I asked him his name.

"Matako...but please...call me...OG."

"You got it." He was henceforth known as OG.*

OG also came to the show the next night. We spotted him front and center. In his Banana Hammock band t-shirt and towel wrapped around his neck. He spotted Jab and I on stage and waved feverishly, like a kid meeting Mickey Mouse, from the audience.

At a break in songs we hollered to our friend on stage, "give OG a beer."

So he did. OG's smile lit up that night for me in a way I'll never forget.

Later, he showed us some album artwork that had been covered by the autographs of all band members save for one - the singer. The singer had been feeling quite sick that night but regardless, he needs to tend to his fans. Jab and I took the album cover back to the dressing room and asked Brian to sign it. He stared at it for a minute then finally made the minute motion with his pen that didn't mean shit to him but made all the difference in the world to OG. When we handed it back to OG, he hugged us, but he was shaking. I can only assume that was a shaking out of excitement and general enthusiasm. I hope I'm right, or I feel like a dick.

At the same show, two concert-goers approached my fiance and I and asked to take our photos. We tried to explain, in our shitty Japanese, that we are not famous and they should not take photos of us.
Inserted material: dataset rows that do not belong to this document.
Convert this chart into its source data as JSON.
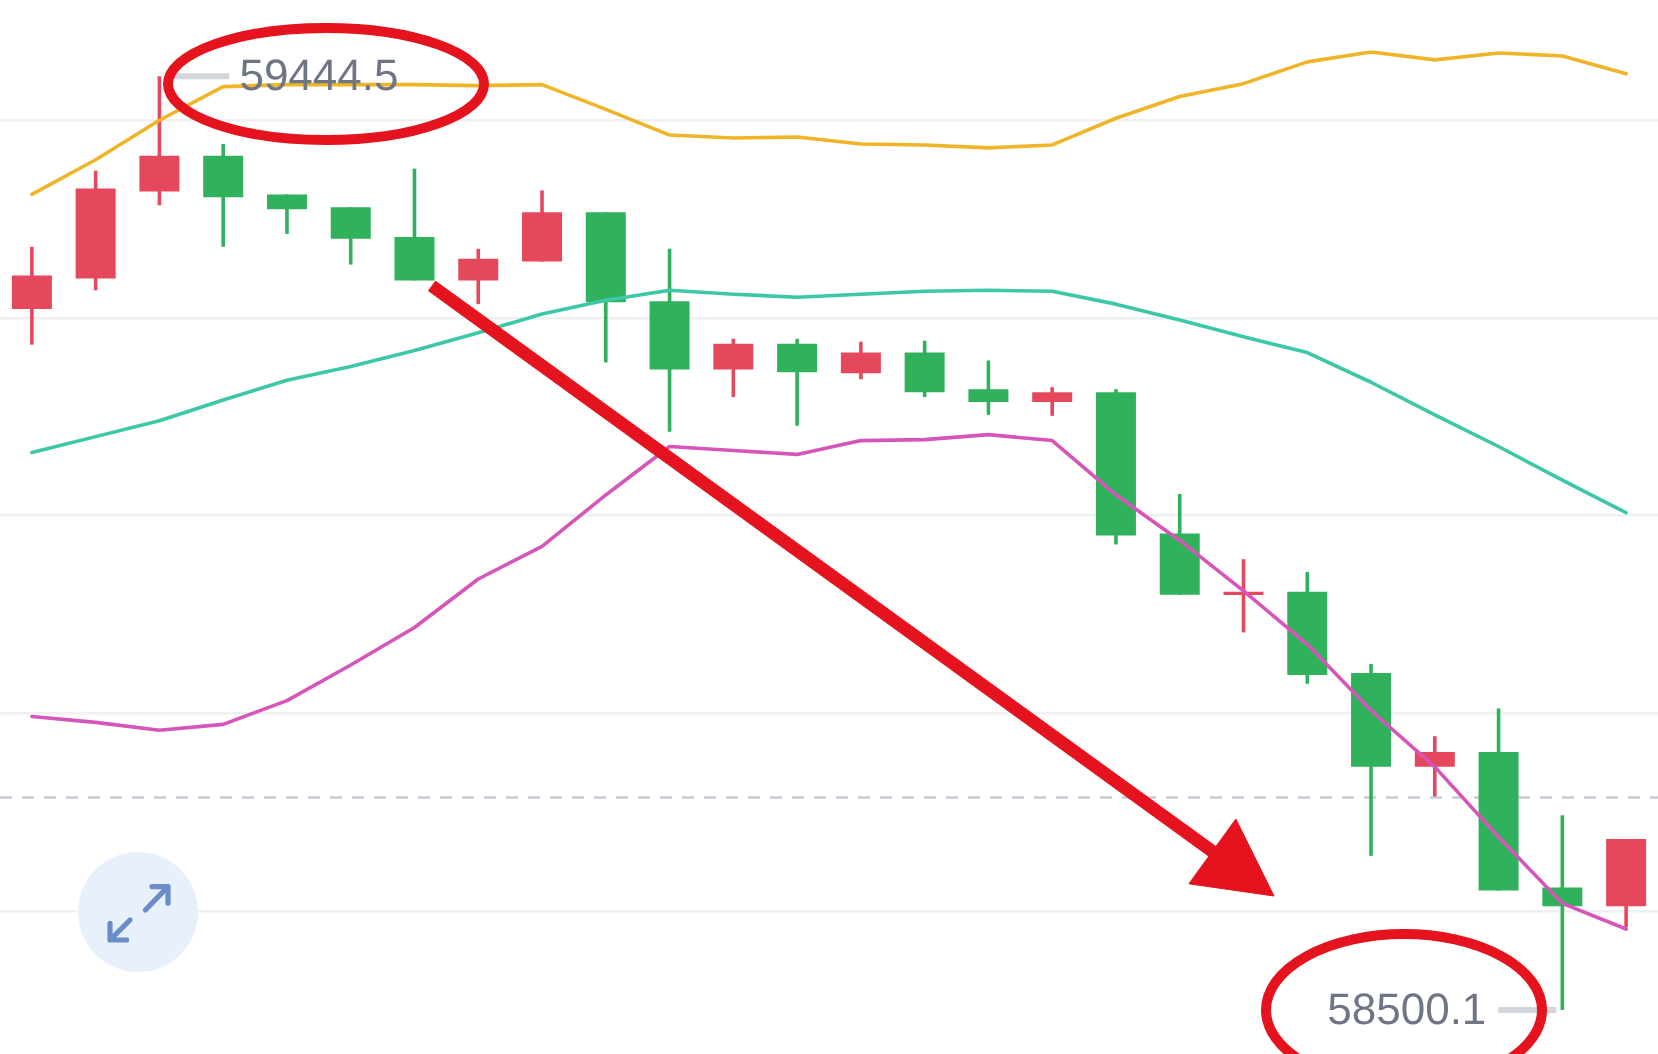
{
  "chart_data": {
    "type": "candlestick",
    "categories": [
      null,
      null,
      null,
      null,
      null,
      null,
      null,
      null,
      null,
      null,
      null,
      null,
      null,
      null,
      null,
      null,
      null,
      null,
      null,
      null,
      null,
      null,
      null,
      null,
      null,
      null
    ],
    "ohlc": [
      [
        59209,
        59272,
        59173,
        59243
      ],
      [
        59240,
        59349,
        59228,
        59331
      ],
      [
        59328,
        59444.5,
        59314,
        59364
      ],
      [
        59364,
        59376,
        59272,
        59322
      ],
      [
        59325,
        59325,
        59285,
        59310
      ],
      [
        59312,
        59312,
        59254,
        59280
      ],
      [
        59282,
        59351,
        59238,
        59238
      ],
      [
        59238,
        59270,
        59214,
        59260
      ],
      [
        59257,
        59329,
        59257,
        59307
      ],
      [
        59307,
        59307,
        59155,
        59216
      ],
      [
        59217,
        59270,
        59085,
        59148
      ],
      [
        59148,
        59179,
        59120,
        59174
      ],
      [
        59174,
        59179,
        59091,
        59145
      ],
      [
        59144,
        59176,
        59138,
        59165
      ],
      [
        59165,
        59177,
        59120,
        59125
      ],
      [
        59128,
        59157,
        59102,
        59115
      ],
      [
        59115,
        59130,
        59101,
        59125
      ],
      [
        59125,
        59128,
        58971,
        58980
      ],
      [
        58982,
        59022,
        58920,
        58920
      ],
      [
        58920,
        58956,
        58882,
        58923
      ],
      [
        58923,
        58943,
        58830,
        58839
      ],
      [
        58841,
        58850,
        58656,
        58746
      ],
      [
        58746,
        58777,
        58716,
        58761
      ],
      [
        58761,
        58805,
        58621,
        58621
      ],
      [
        58624,
        58697,
        58500.1,
        58605
      ],
      [
        58605,
        58673,
        58584,
        58673
      ]
    ],
    "colors": [
      "#e5485c",
      "#e5485c",
      "#e5485c",
      "#2fb25b",
      "#2fb25b",
      "#2fb25b",
      "#2fb25b",
      "#e5485c",
      "#e5485c",
      "#2fb25b",
      "#2fb25b",
      "#e5485c",
      "#2fb25b",
      "#e5485c",
      "#2fb25b",
      "#2fb25b",
      "#e5485c",
      "#2fb25b",
      "#2fb25b",
      "#e5485c",
      "#2fb25b",
      "#2fb25b",
      "#e5485c",
      "#2fb25b",
      "#2fb25b",
      "#e5485c"
    ],
    "series": [
      {
        "type": "line",
        "color": "#f0b429",
        "values": [
          59325,
          59360,
          59400,
          59434,
          59436,
          59436,
          59436,
          59435,
          59436,
          59411,
          59385,
          59382,
          59383,
          59376,
          59375,
          59372,
          59375,
          59402,
          59424,
          59437,
          59459,
          59469,
          59461,
          59468,
          59465,
          59447
        ]
      },
      {
        "type": "line",
        "color": "#3cc8a8",
        "values": [
          59064,
          59080,
          59096,
          59117,
          59137,
          59151,
          59167,
          59185,
          59204,
          59218,
          59228,
          59224,
          59221,
          59224,
          59227,
          59228,
          59227,
          59214,
          59198,
          59181,
          59165,
          59135,
          59102,
          59070,
          59036,
          59003
        ]
      },
      {
        "type": "line",
        "color": "#d556b8",
        "values": [
          58797,
          58791,
          58783,
          58789,
          58813,
          58849,
          58887,
          58936,
          58969,
          59021,
          59070,
          59066,
          59062,
          59076,
          59077,
          59082,
          59076,
          59021,
          58975,
          58924,
          58870,
          58803,
          58746,
          58675,
          58608,
          58582
        ]
      }
    ],
    "yticks": [
      {
        "value": 58600,
        "label": null
      },
      {
        "value": 58800,
        "label": null
      },
      {
        "value": 59000,
        "label": null
      },
      {
        "value": 59200,
        "label": null
      },
      {
        "value": 59400,
        "label": null
      }
    ],
    "tick_labels": false,
    "grid": "y",
    "marker": "none",
    "ref_lines": [
      {
        "axis": "y",
        "value": 58715,
        "color": "#c8ccd4",
        "line_style": "dashed"
      }
    ],
    "annotations": [
      {
        "text": "59444.5",
        "y": 59444.5
      },
      "58500.1"
    ]
  }
}
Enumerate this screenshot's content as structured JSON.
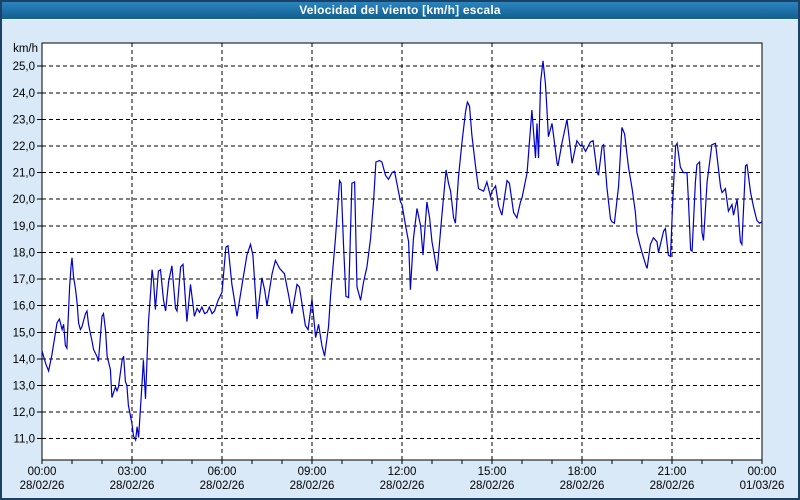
{
  "window": {
    "title": "Velocidad del viento [km/h] escala"
  },
  "colors": {
    "titlebar_bg": "#1d6fa5",
    "titlebar_text": "#ffffff",
    "frame_border": "#1c4166",
    "content_bg": "#d9e9f7",
    "plot_bg": "#ffffff",
    "grid": "#000000",
    "axis": "#000000",
    "line": "#0000cc",
    "label": "#000000"
  },
  "chart_data": {
    "type": "line",
    "title": "Velocidad del viento [km/h] escala",
    "ylabel": "km/h",
    "xlabel": "",
    "grid": true,
    "legend": "none",
    "ylim": [
      10.2,
      25.87
    ],
    "xlim_hours": [
      0,
      24
    ],
    "minor_x_tick_hours": 1,
    "y_ticks": [
      {
        "value": 25,
        "label": "25,0"
      },
      {
        "value": 24,
        "label": "24,0"
      },
      {
        "value": 23,
        "label": "23,0"
      },
      {
        "value": 22,
        "label": "22,0"
      },
      {
        "value": 21,
        "label": "21,0"
      },
      {
        "value": 20,
        "label": "20,0"
      },
      {
        "value": 19,
        "label": "19,0"
      },
      {
        "value": 18,
        "label": "18,0"
      },
      {
        "value": 17,
        "label": "17,0"
      },
      {
        "value": 16,
        "label": "16,0"
      },
      {
        "value": 15,
        "label": "15,0"
      },
      {
        "value": 14,
        "label": "14,0"
      },
      {
        "value": 13,
        "label": "13,0"
      },
      {
        "value": 12,
        "label": "12,0"
      },
      {
        "value": 11,
        "label": "11,0"
      }
    ],
    "x_ticks": [
      {
        "hour": 0,
        "time": "00:00",
        "date": "28/02/26"
      },
      {
        "hour": 3,
        "time": "03:00",
        "date": "28/02/26"
      },
      {
        "hour": 6,
        "time": "06:00",
        "date": "28/02/26"
      },
      {
        "hour": 9,
        "time": "09:00",
        "date": "28/02/26"
      },
      {
        "hour": 12,
        "time": "12:00",
        "date": "28/02/26"
      },
      {
        "hour": 15,
        "time": "15:00",
        "date": "28/02/26"
      },
      {
        "hour": 18,
        "time": "18:00",
        "date": "28/02/26"
      },
      {
        "hour": 21,
        "time": "21:00",
        "date": "28/02/26"
      },
      {
        "hour": 24,
        "time": "00:00",
        "date": "01/03/26"
      }
    ],
    "series": [
      {
        "name": "Velocidad del viento [km/h]",
        "points": [
          [
            0.0,
            14.3
          ],
          [
            0.13,
            13.8
          ],
          [
            0.22,
            13.55
          ],
          [
            0.33,
            14.15
          ],
          [
            0.5,
            15.35
          ],
          [
            0.58,
            15.5
          ],
          [
            0.67,
            15.1
          ],
          [
            0.72,
            15.3
          ],
          [
            0.78,
            14.5
          ],
          [
            0.83,
            14.4
          ],
          [
            0.92,
            16.7
          ],
          [
            0.97,
            17.5
          ],
          [
            1.0,
            17.8
          ],
          [
            1.05,
            17.1
          ],
          [
            1.12,
            16.6
          ],
          [
            1.17,
            16.1
          ],
          [
            1.22,
            15.35
          ],
          [
            1.28,
            15.1
          ],
          [
            1.33,
            15.2
          ],
          [
            1.45,
            15.7
          ],
          [
            1.5,
            15.8
          ],
          [
            1.55,
            15.3
          ],
          [
            1.67,
            14.65
          ],
          [
            1.72,
            14.35
          ],
          [
            1.83,
            14.1
          ],
          [
            1.88,
            13.9
          ],
          [
            2.0,
            15.6
          ],
          [
            2.05,
            15.7
          ],
          [
            2.12,
            15.05
          ],
          [
            2.17,
            14.1
          ],
          [
            2.28,
            13.6
          ],
          [
            2.33,
            12.55
          ],
          [
            2.45,
            12.95
          ],
          [
            2.5,
            12.8
          ],
          [
            2.55,
            12.95
          ],
          [
            2.67,
            13.95
          ],
          [
            2.72,
            14.1
          ],
          [
            2.78,
            13.15
          ],
          [
            2.83,
            13.0
          ],
          [
            2.88,
            12.25
          ],
          [
            2.95,
            11.85
          ],
          [
            3.0,
            11.55
          ],
          [
            3.05,
            11.1
          ],
          [
            3.12,
            10.95
          ],
          [
            3.17,
            11.45
          ],
          [
            3.22,
            11.05
          ],
          [
            3.33,
            13.0
          ],
          [
            3.38,
            13.95
          ],
          [
            3.45,
            12.5
          ],
          [
            3.55,
            15.4
          ],
          [
            3.62,
            16.5
          ],
          [
            3.67,
            17.35
          ],
          [
            3.72,
            16.9
          ],
          [
            3.78,
            15.85
          ],
          [
            3.88,
            17.3
          ],
          [
            3.95,
            17.35
          ],
          [
            4.05,
            16.2
          ],
          [
            4.12,
            15.8
          ],
          [
            4.22,
            16.9
          ],
          [
            4.33,
            17.5
          ],
          [
            4.45,
            15.9
          ],
          [
            4.5,
            15.8
          ],
          [
            4.62,
            17.45
          ],
          [
            4.7,
            17.55
          ],
          [
            4.83,
            15.4
          ],
          [
            4.95,
            16.8
          ],
          [
            5.08,
            15.6
          ],
          [
            5.17,
            15.9
          ],
          [
            5.25,
            15.75
          ],
          [
            5.33,
            15.95
          ],
          [
            5.42,
            15.7
          ],
          [
            5.5,
            15.75
          ],
          [
            5.58,
            15.95
          ],
          [
            5.67,
            15.7
          ],
          [
            5.75,
            15.8
          ],
          [
            5.87,
            16.2
          ],
          [
            6.0,
            16.5
          ],
          [
            6.13,
            18.2
          ],
          [
            6.2,
            18.25
          ],
          [
            6.33,
            16.8
          ],
          [
            6.5,
            15.6
          ],
          [
            6.67,
            16.8
          ],
          [
            6.83,
            17.9
          ],
          [
            6.95,
            18.3
          ],
          [
            7.03,
            17.9
          ],
          [
            7.17,
            15.5
          ],
          [
            7.33,
            17.05
          ],
          [
            7.42,
            16.6
          ],
          [
            7.5,
            16.0
          ],
          [
            7.67,
            17.2
          ],
          [
            7.78,
            17.7
          ],
          [
            7.92,
            17.4
          ],
          [
            8.08,
            17.2
          ],
          [
            8.22,
            16.4
          ],
          [
            8.33,
            15.7
          ],
          [
            8.5,
            16.8
          ],
          [
            8.58,
            16.7
          ],
          [
            8.78,
            15.25
          ],
          [
            8.87,
            15.1
          ],
          [
            9.0,
            16.25
          ],
          [
            9.12,
            14.8
          ],
          [
            9.22,
            15.3
          ],
          [
            9.33,
            14.5
          ],
          [
            9.42,
            14.1
          ],
          [
            9.55,
            15.2
          ],
          [
            9.62,
            16.4
          ],
          [
            9.78,
            18.5
          ],
          [
            9.92,
            20.7
          ],
          [
            9.97,
            20.6
          ],
          [
            10.05,
            18.3
          ],
          [
            10.13,
            16.35
          ],
          [
            10.22,
            16.3
          ],
          [
            10.33,
            20.6
          ],
          [
            10.42,
            20.65
          ],
          [
            10.5,
            16.7
          ],
          [
            10.62,
            16.2
          ],
          [
            10.72,
            16.9
          ],
          [
            10.83,
            17.45
          ],
          [
            10.95,
            18.5
          ],
          [
            11.05,
            19.9
          ],
          [
            11.13,
            21.4
          ],
          [
            11.25,
            21.45
          ],
          [
            11.33,
            21.4
          ],
          [
            11.45,
            20.9
          ],
          [
            11.55,
            20.75
          ],
          [
            11.67,
            21.0
          ],
          [
            11.75,
            21.05
          ],
          [
            11.83,
            20.6
          ],
          [
            11.95,
            19.9
          ],
          [
            12.0,
            19.8
          ],
          [
            12.12,
            19.0
          ],
          [
            12.22,
            18.4
          ],
          [
            12.28,
            16.6
          ],
          [
            12.38,
            18.5
          ],
          [
            12.5,
            19.65
          ],
          [
            12.62,
            19.0
          ],
          [
            12.7,
            17.9
          ],
          [
            12.83,
            19.9
          ],
          [
            12.92,
            19.3
          ],
          [
            13.0,
            18.4
          ],
          [
            13.17,
            17.3
          ],
          [
            13.33,
            19.4
          ],
          [
            13.47,
            21.1
          ],
          [
            13.55,
            20.6
          ],
          [
            13.62,
            20.3
          ],
          [
            13.72,
            19.3
          ],
          [
            13.78,
            19.1
          ],
          [
            13.88,
            20.8
          ],
          [
            14.0,
            22.15
          ],
          [
            14.12,
            23.3
          ],
          [
            14.18,
            23.65
          ],
          [
            14.25,
            23.5
          ],
          [
            14.33,
            22.4
          ],
          [
            14.45,
            21.25
          ],
          [
            14.55,
            20.4
          ],
          [
            14.72,
            20.3
          ],
          [
            14.83,
            20.65
          ],
          [
            14.95,
            20.1
          ],
          [
            15.0,
            20.3
          ],
          [
            15.12,
            20.5
          ],
          [
            15.22,
            19.75
          ],
          [
            15.33,
            19.4
          ],
          [
            15.5,
            20.7
          ],
          [
            15.58,
            20.6
          ],
          [
            15.72,
            19.5
          ],
          [
            15.83,
            19.3
          ],
          [
            15.95,
            19.9
          ],
          [
            16.0,
            20.05
          ],
          [
            16.17,
            21.0
          ],
          [
            16.33,
            23.35
          ],
          [
            16.45,
            21.55
          ],
          [
            16.5,
            22.85
          ],
          [
            16.55,
            21.55
          ],
          [
            16.62,
            24.4
          ],
          [
            16.7,
            25.2
          ],
          [
            16.78,
            24.35
          ],
          [
            16.83,
            23.4
          ],
          [
            16.88,
            22.35
          ],
          [
            17.0,
            22.85
          ],
          [
            17.17,
            21.35
          ],
          [
            17.2,
            21.25
          ],
          [
            17.33,
            22.1
          ],
          [
            17.5,
            23.0
          ],
          [
            17.67,
            21.35
          ],
          [
            17.83,
            22.2
          ],
          [
            17.95,
            22.0
          ],
          [
            18.0,
            22.05
          ],
          [
            18.12,
            21.8
          ],
          [
            18.28,
            22.15
          ],
          [
            18.37,
            22.2
          ],
          [
            18.5,
            21.05
          ],
          [
            18.55,
            20.9
          ],
          [
            18.67,
            22.0
          ],
          [
            18.72,
            22.05
          ],
          [
            18.83,
            20.45
          ],
          [
            18.95,
            19.25
          ],
          [
            19.0,
            19.15
          ],
          [
            19.08,
            19.1
          ],
          [
            19.22,
            20.5
          ],
          [
            19.33,
            22.7
          ],
          [
            19.42,
            22.45
          ],
          [
            19.55,
            21.2
          ],
          [
            19.67,
            20.4
          ],
          [
            19.78,
            19.5
          ],
          [
            19.83,
            18.75
          ],
          [
            19.95,
            18.2
          ],
          [
            20.0,
            18.0
          ],
          [
            20.12,
            17.55
          ],
          [
            20.17,
            17.4
          ],
          [
            20.28,
            18.3
          ],
          [
            20.38,
            18.55
          ],
          [
            20.5,
            18.4
          ],
          [
            20.55,
            18.0
          ],
          [
            20.72,
            18.8
          ],
          [
            20.78,
            18.9
          ],
          [
            20.88,
            17.9
          ],
          [
            20.95,
            17.85
          ],
          [
            21.03,
            20.05
          ],
          [
            21.12,
            22.0
          ],
          [
            21.17,
            22.1
          ],
          [
            21.28,
            21.2
          ],
          [
            21.38,
            21.0
          ],
          [
            21.5,
            21.0
          ],
          [
            21.55,
            19.9
          ],
          [
            21.62,
            18.1
          ],
          [
            21.67,
            18.05
          ],
          [
            21.78,
            20.65
          ],
          [
            21.83,
            21.3
          ],
          [
            21.92,
            21.4
          ],
          [
            22.0,
            18.75
          ],
          [
            22.05,
            18.45
          ],
          [
            22.17,
            20.65
          ],
          [
            22.33,
            22.05
          ],
          [
            22.45,
            22.1
          ],
          [
            22.62,
            20.45
          ],
          [
            22.67,
            20.25
          ],
          [
            22.78,
            20.4
          ],
          [
            22.88,
            19.55
          ],
          [
            23.0,
            19.8
          ],
          [
            23.05,
            19.4
          ],
          [
            23.17,
            20.0
          ],
          [
            23.28,
            18.4
          ],
          [
            23.33,
            18.3
          ],
          [
            23.45,
            21.25
          ],
          [
            23.5,
            21.3
          ],
          [
            23.62,
            20.25
          ],
          [
            23.72,
            19.7
          ],
          [
            23.83,
            19.2
          ],
          [
            23.92,
            19.1
          ],
          [
            24.0,
            19.15
          ]
        ]
      }
    ]
  }
}
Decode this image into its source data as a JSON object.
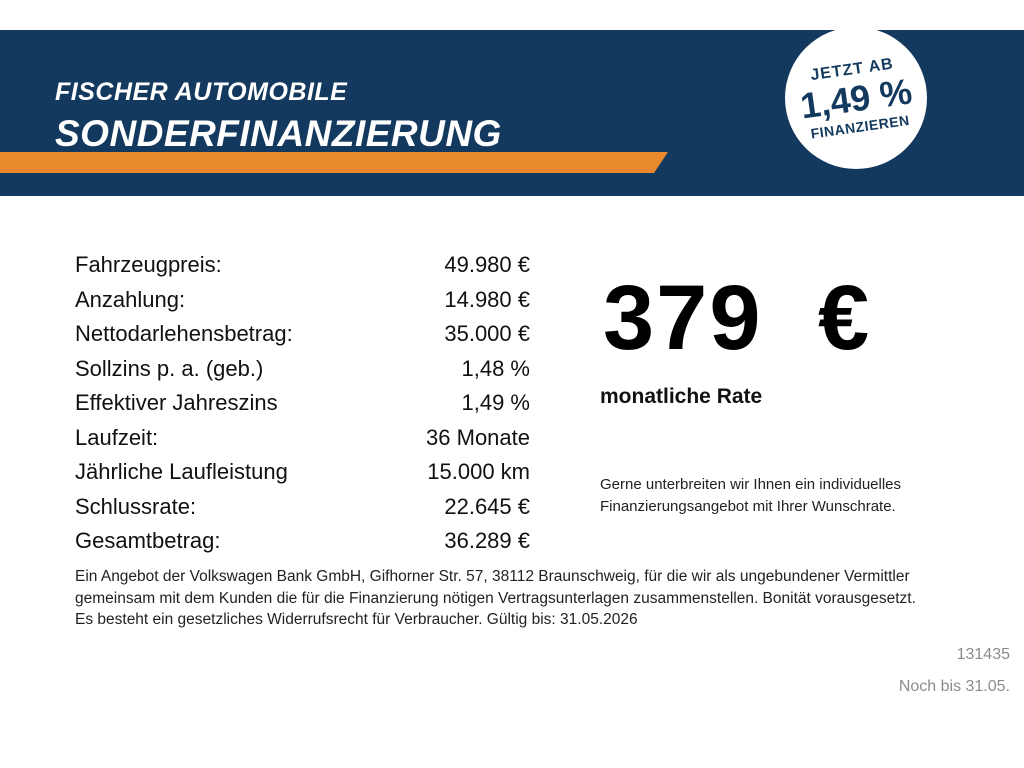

Jab was very intent on communicating that we did not deserve to have our photos taken for the purpose of infamy. I understood, but was curious as to why this seemed so deeply important to him. A veteran semi-famous musician himself, he said, "I never play a show without bringing a notebook of my own for autographs. For every person I sign something for, they have to give me their signature too."

In our journey we met someone that was a hero of ours. We were ecstatic to meet him. He was formerly in a band called The Suicide Machines. They were punk rock icons. This fellow led the charge. He had moved to Tokyo two years ago to make music and work for a record label. He couldn't do this in the United States. While he makes a modest income in Tokyo, he makes more to do something that he loves than he would make in America.

My fiance told him regarding his own band, "we're not worried about giving our music away, we feel it's a necessary evil."

Our icon replied, "well get ready to bleed for it."

And bleed they will, as long as audiences are ready to welcome them with enthusiasm like OG had. That great hemorrhage of record selling blood is worth it to see the smile on the face of a fan. Being an artist isn't about fucking chicks and getting plastic surgery, it's about gathering autographs of your own fans and adoring them as much as they adore you. It's about cutting yourself open to ensure that your observers can dissect you. I suppose the challenge for which payment should be returned is that of opening up and being transparent.

I hope that our icon saw that in us. I also hope that it's the truth that the music industry may be able to be saved by truth and mutual adoration by fans and musicians. It may be forced into it by the eventual mediocre incomes of even the most business-savvy artists.

*Later I learned that what I had colloquially interpreted as "OG" or "original gangsta" was actually "oji" which means "prince." Regardless, that guy still holds a place in my heart for teaching me that it's possible to still admire musicians even if they aren't winning Grammy awards.